It is easy to give an example of a polynomial of degree 3 with integer coefficients having:
(a) three distinct rational roots,
(b) one rational root and two irrational roots.
But for a while I am trying to construct one that all its roots are irrational but I can't. It seems that it is not possible at all?
Also, can a polynomial with integer coefficients of degree 3 have two rational roots and one irrational root?
On
To the first one of your queries the answer is - No, it's not possible to construct if you want all coefficients to be rational. As, from Vieta's formula we have sum of roots of a polynomial $f(x)=ax^3+bx^2+cx+d$ equals to $-b/a$, which is rational as you want all $a,b,c,d$ to be integers.
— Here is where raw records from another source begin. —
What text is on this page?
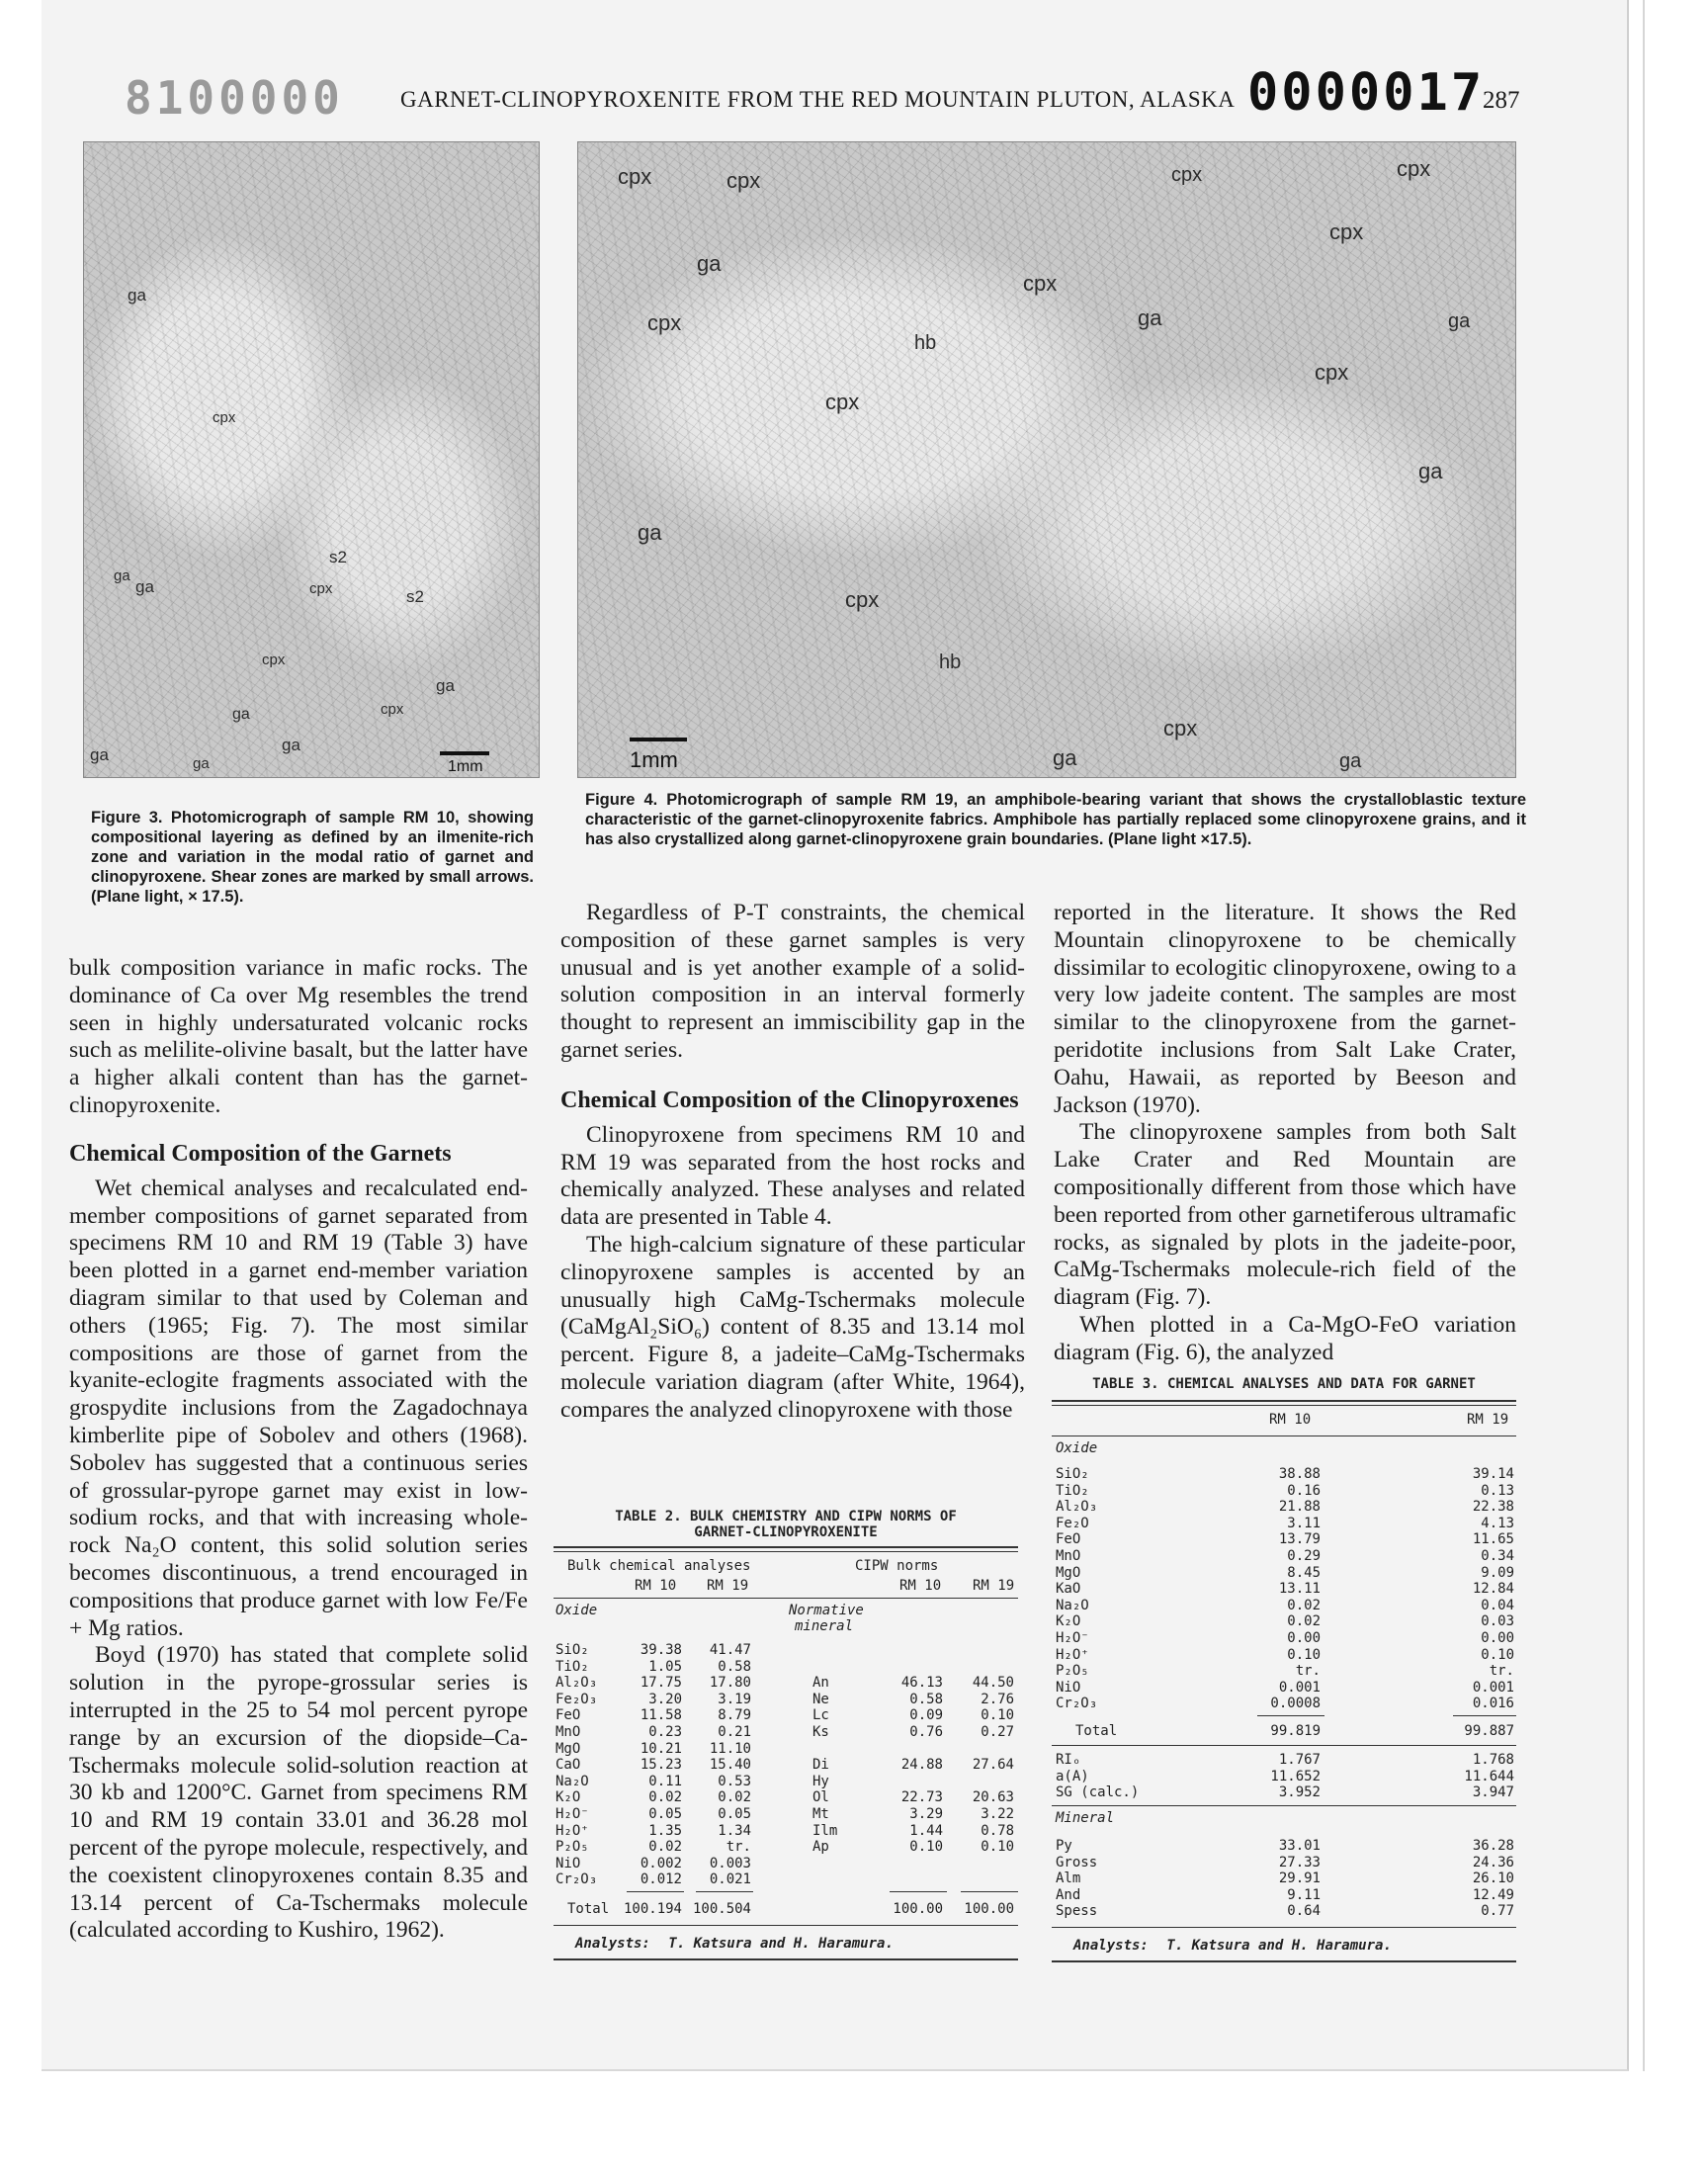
8100000 GARNET-CLINOPYROXENITE FROM THE RED MOUNTAIN PLUTON, ALASKA 0000017
287
ga
ga	cpx
ga
cpx
ga
cpx
ga
ga
ga
ga
cpx
s2
s2
1mm
cpx	cpx	cpx
cpx
ga
cpx
cpx
ga
cpx
ga
hb
cpx
cpx
ga
ga
ga
cpx
hb
cpx
ga
1mm
Figure 3. Photomicrograph of sample RM 10, showing compositional layering as defined by an ilmenite-rich zone and variation in the modal ratio of garnet and clinopyroxene. Shear zones are marked by small arrows. (Plane light, × 17.5).
Figure 4. Photomicrograph of sample RM 19, an amphibole-bearing variant that shows the crystalloblastic texture characteristic of the garnet-clinopyroxenite fabrics. Amphibole has partially replaced some clinopyroxene grains, and it has also crystallized along garnet-clinopyroxene grain boundaries. (Plane light ×17.5).

bulk composition variance in mafic rocks. The dominance of Ca over Mg resembles the trend seen in highly undersaturated volcanic rocks such as melilite-olivine basalt, but the latter have a higher alkali content than has the garnet-clinopyroxenite.

Chemical Composition of the Garnets

Wet chemical analyses and recalculated end-member compositions of garnet separated from specimens RM 10 and RM 19 (Table 3) have been plotted in a garnet end-member variation diagram similar to that used by Coleman and others (1965; Fig. 7). The most similar compositions are those of garnet from the kyanite-eclogite fragments associated with the grospydite inclusions from the Zagadochnaya kimberlite pipe of Sobolev and others (1968). Sobolev has suggested that a continuous series of grossular-pyrope garnet may exist in low-sodium rocks, and that with increasing whole-rock Na₂O content, this solid solution series becomes discontinuous, a trend encouraged in compositions that produce garnet with low Fe/Fe + Mg ratios.

Boyd (1970) has stated that complete solid solution in the pyrope-grossular series is interrupted in the 25 to 54 mol percent pyrope range by an excursion of the diopside–Ca-Tschermaks molecule solid-solution reaction at 30 kb and 1200°C. Garnet from specimens RM 10 and RM 19 contain 33.01 and 36.28 mol percent of the pyrope molecule, respectively, and the coexistent clinopyroxenes contain 8.35 and 13.14 percent of Ca-Tschermaks molecule (calculated according to Kushiro, 1962).

Regardless of P-T constraints, the chemical composition of these garnet samples is very unusual and is yet another example of a solid-solution composition in an interval formerly thought to represent an immiscibility gap in the garnet series.

Chemical Composition of the Clinopyroxenes

Clinopyroxene from specimens RM 10 and RM 19 was separated from the host rocks and chemically analyzed. These analyses and related data are presented in Table 4.

The high-calcium signature of these particular clinopyroxene samples is accented by an unusually high CaMg-Tschermaks molecule (CaMgAl₂SiO₆) content of 8.35 and 13.14 mol percent. Figure 8, a jadeite–CaMg-Tschermaks molecule variation diagram (after White, 1964), compares the analyzed clinopyroxene with those

reported in the literature. It shows the Red Mountain clinopyroxene to be chemically dissimilar to ecologitic clinopyroxene, owing to a very low jadeite content. The samples are most similar to the clinopyroxene from the garnet-peridotite inclusions from Salt Lake Crater, Oahu, Hawaii, as reported by Beeson and Jackson (1970).

The clinopyroxene samples from both Salt Lake Crater and Red Mountain are compositionally different from those which have been reported from other garnetiferous ultramafic rocks, as signaled by plots in the jadeite-poor, CaMg-Tschermaks molecule-rich field of the diagram (Fig. 7).

When plotted in a Ca-MgO-FeO variation diagram (Fig. 6), the analyzed

TABLE 2. BULK CHEMISTRY AND CIPW NORMS OF
GARNET-CLINOPYROXENITE
Bulk chemical analyses	CIPW norms
RM 10 RM 19	RM 10 RM 19
Oxide	Normative
mineral
SiO₂	39.38	41.47
TiO₂	1.05	0.58
Al₂O₃	17.75	17.80	An	46.13	44.50
Fe₂O₃	3.20	3.19	Ne	0.58	2.76
FeO	11.58	8.79	Lc	0.09	0.10
MnO	0.23	0.21	Ks	0.76	0.27
MgO	10.21	11.10
CaO	15.23	15.40	Di	24.88	27.64
Na₂O	0.11	0.53	Hy
K₂O	0.02	0.02	Ol	22.73	20.63
H₂O⁻	0.05	0.05	Mt	3.29	3.22
H₂O⁺	1.35	1.34	Ilm	1.44	0.78
P₂O₅	0.02	tr.	Ap	0.10	0.10
NiO	0.002	0.003
Cr₂O₃	0.012	0.021
Total	100.194 100.504	100.00	100.00
Analysts: T. Katsura and H. Haramura.
TABLE 3. CHEMICAL ANALYSES AND DATA FOR GARNET
RM 10	RM 19
Oxide
SiO₂	38.88	39.14
TiO₂	0.16	0.13
Al₂O₃	21.88	22.38
Fe₂O	3.11	4.13
FeO	13.79	11.65
MnO	0.29	0.34
MgO	8.45	9.09
KaO	13.11	12.84
Na₂O	0.02	0.04
K₂O	0.02	0.03
H₂O⁻	0.00	0.00
H₂O⁺	0.10	0.10
P₂O₅	tr.	tr.
NiO	0.001	0.001
Cr₂O₃	0.0008	0.016
Total	99.819	99.887
RIₒ	1.767	1.768
a(A)	11.652	11.644
SG (calc.)	3.952	3.947
Mineral
Py	33.01	36.28
Gross	27.33	24.36
Alm	29.91	26.10
And	9.11	12.49
Spess	0.64	0.77
Analysts: T. Katsura and H. Haramura.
Now,if you want one root to be irrational, you can't get the sum a rational one. As, you will always need the conjugate surd(conjugate of $a+\sqrt{b}$ is $a-\sqrt{b}$, which is irrational) to make the sum a rational one. For any other non-algebraic irrational number like $e$, no matter what you take, you will get the product a irrational number, but from Vieta again product of roots is $-d/a$, a rational number.
For the case with all 3 irrational roots, see here.
On
Take any second order polynomial with two irrational roots (shouldn't be hard) $q$, and take $$p(x) = (x-1)\cdot q(x)$$
then, clearly, $p$ has one rational root (it's $1$) and two irrational roots (the same as $q$)
However, it is not possible for the polynomial $p$ to have two rational roots $r_1, r_2$ and one irrational one $z$. That would imply that $p=(x-r_1)(x-r_2)(x-z)$, and clearly, the expanding this polynomial shows that the coefficient at $x^2$ is $-z-r_1-r_2$. This number is rational only if $z$ is also rational.
On
By Vieta the sum of the roots must be rational, hence this excludes a single irrational.
All other cases are possible.
$$\begin{align}0&:x(x^2-1)=0, \\2&:x(x^2-2)=0, \\3&:8x^3-6x-1=0.\end{align}$$
The last one was built from
$$\cos3\theta=4\cos^3\theta-3\cos\theta=\cos\frac\pi3$$
so that the roots are
$$\cos\frac\pi9, \cos\frac{7\pi}9, \cos\frac{13\pi}9.$$
Yes, it is possible. Take $p(x)=x^3-3x+1$, for instance. By the rational root theorem, it has no rational root.